First, consider the following problem:

(Problem X) at most how many buildings can be chosen so that:

• the chosen buildings have the same height, and
• the chosen buildings are contiguous?

This can be solved in \(O(N)\) time by scanning the buildings from the front.

Pseudocode

ans=0
height=0
crrent=0
for i in 1..N:
  if height!=H[i]:
    crrent=0
    height=H[i]
  crrent+=1
  ans=max(ans,crrent)
print(ans)

Next, consider the following problem.

(Problem X) at most how many buildings can be chosen so that:

• the chosen buildings have the same height, and
• the chosen buildings are chosen at the interval of \(K\)?

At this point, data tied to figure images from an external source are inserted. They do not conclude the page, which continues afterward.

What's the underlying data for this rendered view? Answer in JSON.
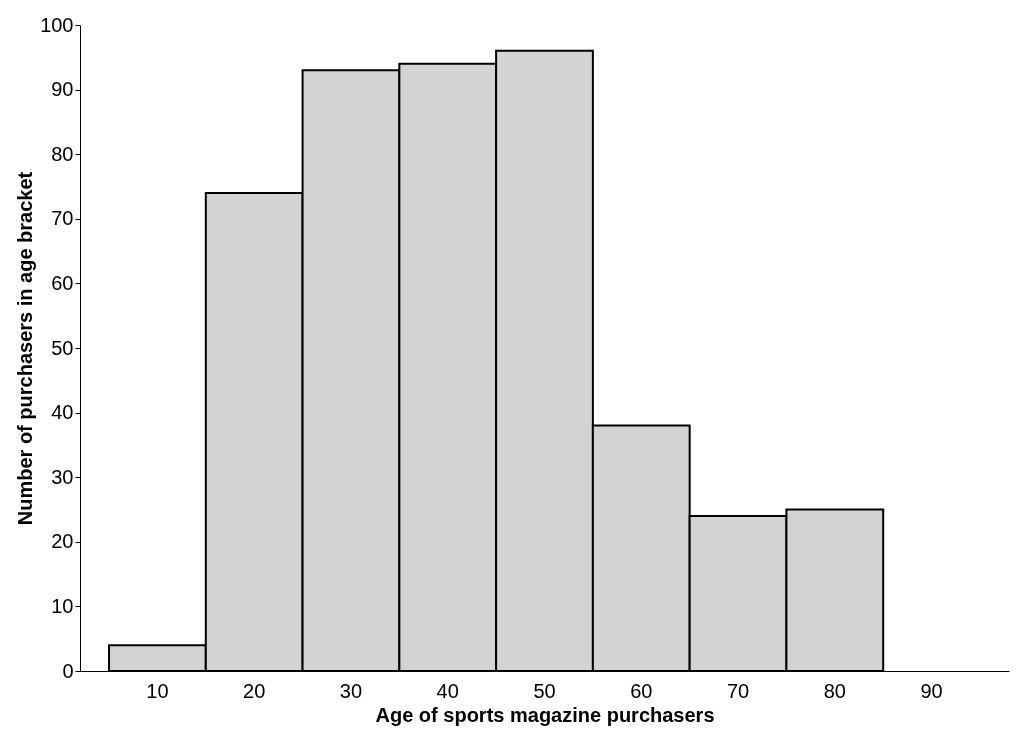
{
  "chart_data": {
    "type": "bar",
    "xlabel": "Age of sports magazine purchasers",
    "ylabel": "Number of purchasers in age bracket",
    "categories": [
      "10",
      "20",
      "30",
      "40",
      "50",
      "60",
      "70",
      "80",
      "90"
    ],
    "values": [
      4,
      74,
      93,
      94,
      96,
      38,
      24,
      25,
      null
    ],
    "color": "#d3d3d3",
    "ylim": [
      0,
      100
    ],
    "yticks": [
      0,
      10,
      20,
      30,
      40,
      50,
      60,
      70,
      80,
      90,
      100
    ],
    "grid": false
  }
}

The buildings that can be chosen at the same time can be divided into the following \(K\) disjoint groups:

• \(1,\ K+1,\ 2K+1,\ 3K+1\ldots\)
• \(2,\ K+2,\ 2K+2,\ 3K+2\ldots\)
• \(3,\ K+3,\ 2K+3,\ 3K+3\ldots\)
• \(\dots\)

So it is sufficient to solve (Problem X) for these \(K\) independent groups.
Finding the answer for each group costs \(O(N/K)\) time, which is repeated \(K\) times, so the overall complexity is \(O(N)\).

Finally, we consider the original problem. By solving (Problem Y) for all \(K=1,2,\ldots,\) the answer can be found in a total of \(O(N^2)\) time.